Wir haben uns damals für den Ausstieg über den Kungsleden Richtung Norden entschieden, so dass unser Halt an diesem Tag Aktse hieß. Eine wunderbare kleine Hütte mit einem Shop und einer eiskalten Dusche. Und jeder, der im Sommer schon einmal dort war, weiß, warum diese Hütte auch die „Mückenhütte“ heißt…
Tag 11
Frisch geduscht, frisch durchstochen und weiterhin bei bestem Wetter ging es morgens steil bergan Richtung Norden, um dann auf knapp 800m Höhe Richtung Skierffe abzubiegen. Dieser Schlenker ist bei gutem Wetter ein absolutes Muss, da darf es nie eine Ausrede geben. Auch morgens bzw. abends muss es toll sein, ich hoffe, ich darf es später einmal erleben…
Der Blick vom Skierffe über das Delta des Rapadalen ist nicht in Worte zu fassen: deshalb lasse ich es.
Anstatt auf den Kungsleden zurückzukehren, querten wir die Hochebene an einem alten Opferplatz vorbei, um dann kurz vor dem Abstieg runter Richtung Njunjes wieder auf den Leden zu treffen. Leider habe ich mir dabei einen Knöchel verstaucht, aber das Gelände war zu meistern.
Die Nacht verbrachten wir in Svine, wo es Zeltplätze und eine Kote gibt.
Tag 12
Morgens hissten wir die „Abholfahne“ in Svine und ein wenig später hörten wir schon den Motor des Bootes, welches uns kurz darauf zur Sitojaurestugorna brachte. Man kann hier auch selbst rudern, allerdings ist der Weg viel weiter als man denkt und es ist oft windig, da der See in einem sehr langgestreckten Tal liegt.
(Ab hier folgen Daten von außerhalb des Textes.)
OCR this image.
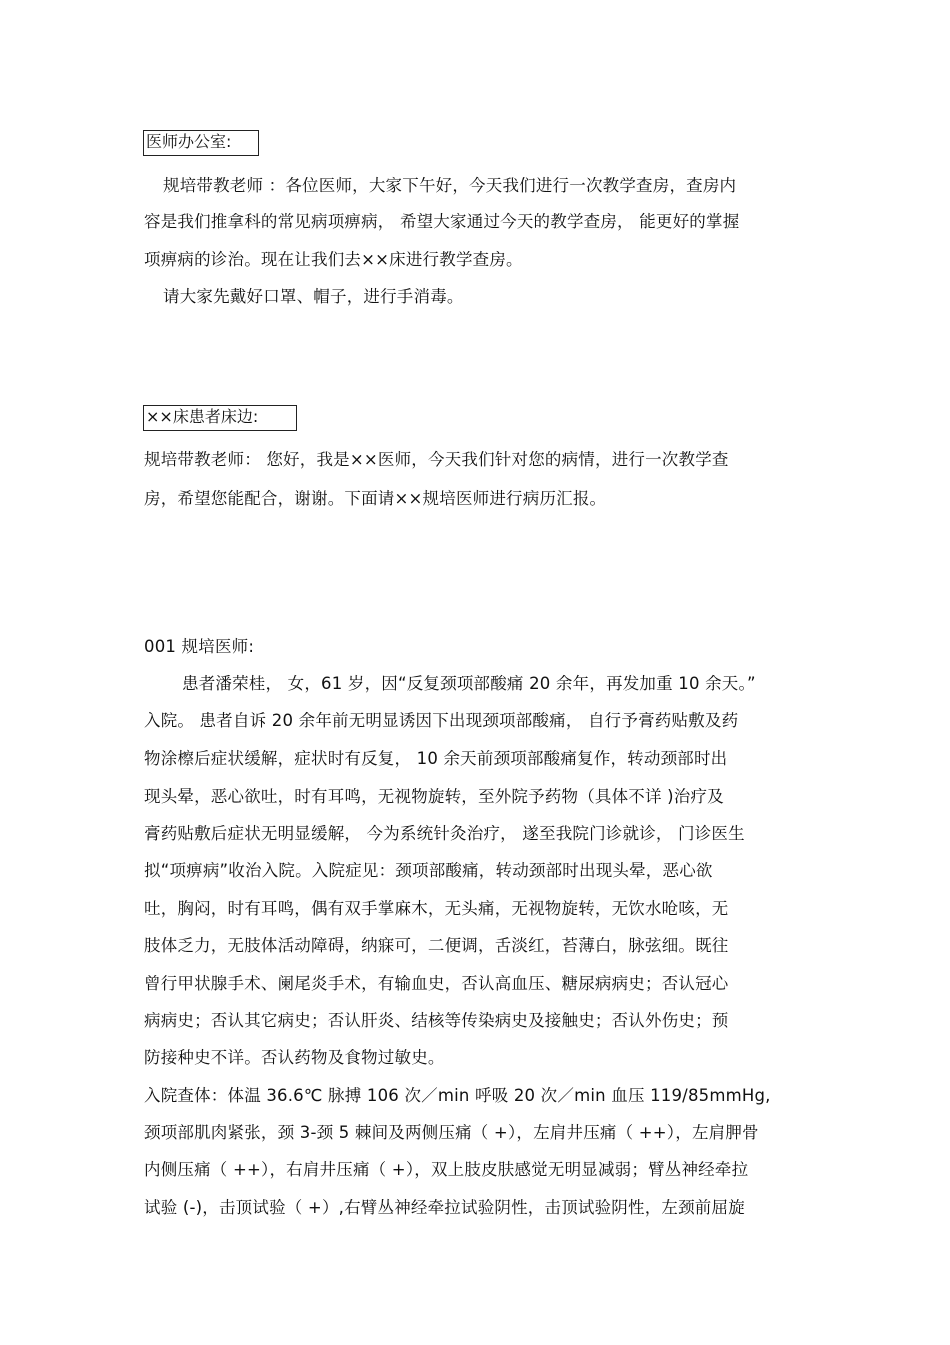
医师办公室:
规培带教老师 ：各位医师，大家下午好，今天我们进行一次教学查房，查房内
容是我们推拿科的常见病项痹病， 希望大家通过今天的教学查房， 能更好的掌握
项痹病的诊治。现在让我们去××床进行教学查房。
请大家先戴好口罩、帽子，进行手消毒。
××床患者床边:
规培带教老师： 您好，我是××医师，今天我们针对您的病情，进行一次教学查
房，希望您能配合，谢谢。下面请××规培医师进行病历汇报。
001 规培医师:
患者潘荣桂， 女，61 岁，因“反复颈项部酸痛 20 余年，再发加重 10 余天。”
入院。 患者自诉 20 余年前无明显诱因下出现颈项部酸痛， 自行予膏药贴敷及药
物涂檫后症状缓解，症状时有反复， 10 余天前颈项部酸痛复作，转动颈部时出
现头晕，恶心欲吐，时有耳鸣，无视物旋转，至外院予药物（具体不详 )治疗及
膏药贴敷后症状无明显缓解， 今为系统针灸治疗， 遂至我院门诊就诊， 门诊医生
拟“项痹病”收治入院。入院症见：颈项部酸痛，转动颈部时出现头晕，恶心欲
吐，胸闷，时有耳鸣，偶有双手掌麻木，无头痛，无视物旋转，无饮水呛咳，无
肢体乏力，无肢体活动障碍，纳寐可，二便调，舌淡红，苔薄白，脉弦细。既往
曾行甲状腺手术、阑尾炎手术，有输血史，否认高血压、糖尿病病史；否认冠心
病病史；否认其它病史；否认肝炎、结核等传染病史及接触史；否认外伤史；预
防接种史不详。否认药物及食物过敏史。
入院查体：体温 36.6℃ 脉搏 106 次／min 呼吸 20 次／min 血压 119/85mmHg,
颈项部肌肉紧张，颈 3-颈 5 棘间及两侧压痛（ +），左肩井压痛（ ++），左肩胛骨
内侧压痛（ ++），右肩井压痛（ +），双上肢皮肤感觉无明显减弱；臂丛神经牵拉
试验 (-)，击顶试验（ +）,右臂丛神经牵拉试验阴性，击顶试验阴性，左颈前屈旋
Und falls man das letzte Boot auf der Abfahrtseite genommen hat, muss man nochmal mit einem zweiten Boot zurück, damit an jeder Seite mindestens eines liegt… kurz: sich rüberfahren lassen ist besser 😉
Der Abschnitt Richtung Norden bis nach Saltuluokta ist schön, aber nicht spektakulär, so dass wir bis zu dieser fantastischen Fjällstation liefen und dort unser Zelt errichteten.
Saltoluokta ist bekannt für seine sehr gute Küche, sein wundervoll altes Haupthaus, die Lage und den legendären Blick aus der Sauna hinaus.
Wir wurden die zwei Abende hier fürstlich bewirtet, der Nachtisch des ersten Abends war so lecker, dass Olaf sich das Rezept geben ließ. Seitdem gibt es ihn regelmäßig zu besonderen Gelegenheiten bei uns Zuhause.
Tag 13
Diesen Tag bestiegen wir den Hausberg Saltoluoktas, den Lulep Gierkav, und genossen das damals noch jährlich stattfinde kleine Musikfestival. Und saunierten. Natürlich. Seele baumeln lassen nach allen Regeln der alten Schule und modernen Kunst.
Tag 14 und Rest
Schweren Herzens nahmen wir das Boot nach Kebnats, blickten uns noch einmal um und traten die Heimreise mit unseren Interrailtickets an. Wir stoppten noch für zwei Nächte in der Nähe von Stockholm, wo wir eine Wanderbekanntschaft Olafs nebst ihrer Zwillingstöchter besuchen. In bleibender Erinnerung sind die Suche nach Pfifferlingen nebst Zubereitung und Verspeisen dieser geblieben.
Es hat dann noch einige Touren gedauert, bis ich Wandern „richtig“ verstanden habe. Jetzt weiß ich, dass „der Weg ist das Ziel“ keine hohle Phrase ist. Nochmal: Danke, Olaf.